Friday, July 9, 2010
Billings, MT to Bismarck, ND
424 miles
It’s amazing how many clothes we needed to stay warm at Glacier National Park as recently as yesterday morning and how few we needed by the time we set up our trailer in Bismarck, North Dakota, this afternoon. It’s partly testimony to how far we’ve driven, but probably more to do with the effect that elevation has on climate.
When we crossed from Montana into North Dakota at lunchtime, we had driven more than 700 miles in Big Sky Country since we crossed into America from Alberta on Tuesday, and that’s counting only our through miles, not those racked up sightseeing in Glacier. This is more impressive when you consider that we didn’t start at Montana’s western edge! Montana is HUGE!
Today’s drive was mostly boring in spite of varied terrain. As we headed east on I-94 from Billings, we went through bands of hilly country interspersed with flat lands. All were basically treeless and much greener than we remember seeing the desert on past trips. Then, just after we crossed into North Dakota and entered the Little Missouri National Grasslands, the terrain changed dramatically. Rugged-looking mounds of eroded stone approximately 2,000 feet in diameter protruded up through the ground as high as 500 feet.
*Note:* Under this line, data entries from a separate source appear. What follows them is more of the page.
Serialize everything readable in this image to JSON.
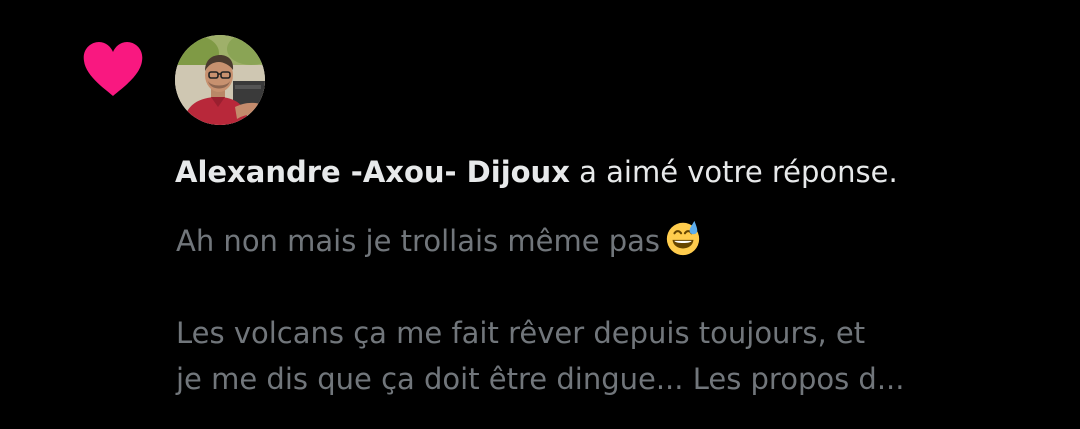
{
  "notification": {
    "user_name": "Alexandre -Axou- Dijoux",
    "action_text": " a aimé votre réponse.",
    "tweet_lines": [
      "Ah non mais je trollais même pas",
      "Les volcans ça me fait rêver depuis toujours, et",
      "je me dis que ça doit être dingue... Les propos d..."
    ],
    "emoji": "grinning-face-with-sweat-emoji"
  },
  "icons": {
    "like": "heart-icon"
  },
  "colors": {
    "background": "#000000",
    "heart": "#f91880",
    "primary_text": "#e7e9ea",
    "secondary_text": "#71767b"
  }
}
Their surfaces had a dry, sandy appearance and they were multi-colored with horizontal bands that ranged from grayish-purple to tan to nearly white. Elliot said that they reminded him of the rock formations in Capitol Reef National Park (Utah) except that they were smaller and less red.Throughout the day, we saw farmers cutting a bumper crop of hay following more spring rain in the high dessert than anyone can remember. We imagine that hay will either go to waste here or it will be trucked many hundreds of miles before it could command a market.
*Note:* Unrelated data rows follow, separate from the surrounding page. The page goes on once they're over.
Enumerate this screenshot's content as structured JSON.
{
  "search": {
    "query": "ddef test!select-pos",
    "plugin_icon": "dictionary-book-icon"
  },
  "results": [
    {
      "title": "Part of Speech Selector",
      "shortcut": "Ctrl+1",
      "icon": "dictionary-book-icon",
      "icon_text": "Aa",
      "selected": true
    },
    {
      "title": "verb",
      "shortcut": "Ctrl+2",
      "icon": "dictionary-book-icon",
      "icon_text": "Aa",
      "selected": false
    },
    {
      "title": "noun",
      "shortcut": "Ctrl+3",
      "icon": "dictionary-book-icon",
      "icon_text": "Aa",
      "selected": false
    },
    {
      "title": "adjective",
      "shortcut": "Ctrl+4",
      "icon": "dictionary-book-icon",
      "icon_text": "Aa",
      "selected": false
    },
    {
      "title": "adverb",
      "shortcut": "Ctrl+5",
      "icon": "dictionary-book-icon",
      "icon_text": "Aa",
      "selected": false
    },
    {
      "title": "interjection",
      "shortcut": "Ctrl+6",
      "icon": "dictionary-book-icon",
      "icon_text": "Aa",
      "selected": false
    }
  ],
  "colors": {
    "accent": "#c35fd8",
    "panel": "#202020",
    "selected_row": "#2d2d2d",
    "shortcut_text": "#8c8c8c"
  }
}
We stopped for a picnic lunch at the North Dakota welcome center where only one other person stopped during the 30 minutes it took us to eat. We all thought it was one of the nicest welcome centers any of us had seen.
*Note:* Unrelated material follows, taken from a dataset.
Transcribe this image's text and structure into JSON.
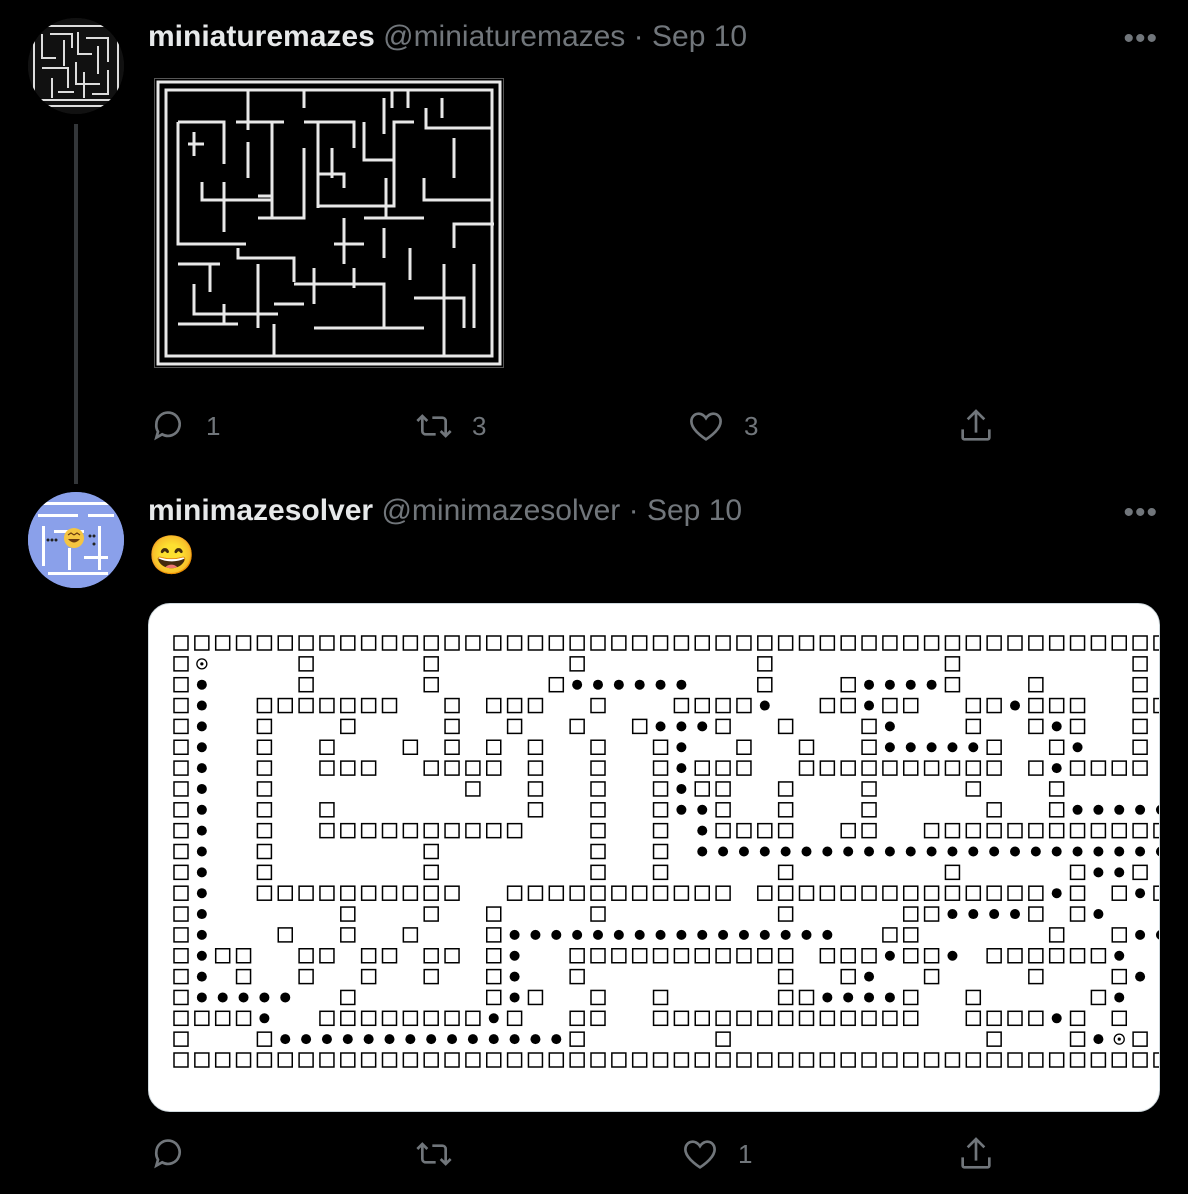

Soon after we got back on the road, we saw an exit sign for a town named “Home on the Range.” It had exactly the look we had pictured in our minds when listening to the song. Although we didn’t see any buffalo roaming or deer and antelope playing, it wouldn’t take too much imagination to picture them in that environment.
We saw signs for Theodore Roosevelt National Park and were briefly tempted to veer off the highway for a look, but when you are facing three 400-mile days in a row, you have to forgo some things…
We arrived at the Bismarck KOA Campground at about 5 PM local time. We lost an hour today because we crossed into the Central Time Zone. We were pleasantly surprised that Bismarck wasn’t humid, but it was very warm (high 80s). After living in the northern Rocky Mountains for the past two weeks, this sudden resumption of summer was a little harsh. We did five loads of laundry, took showers and ate a steak dinner before reading the last two chapters of Sasquatch.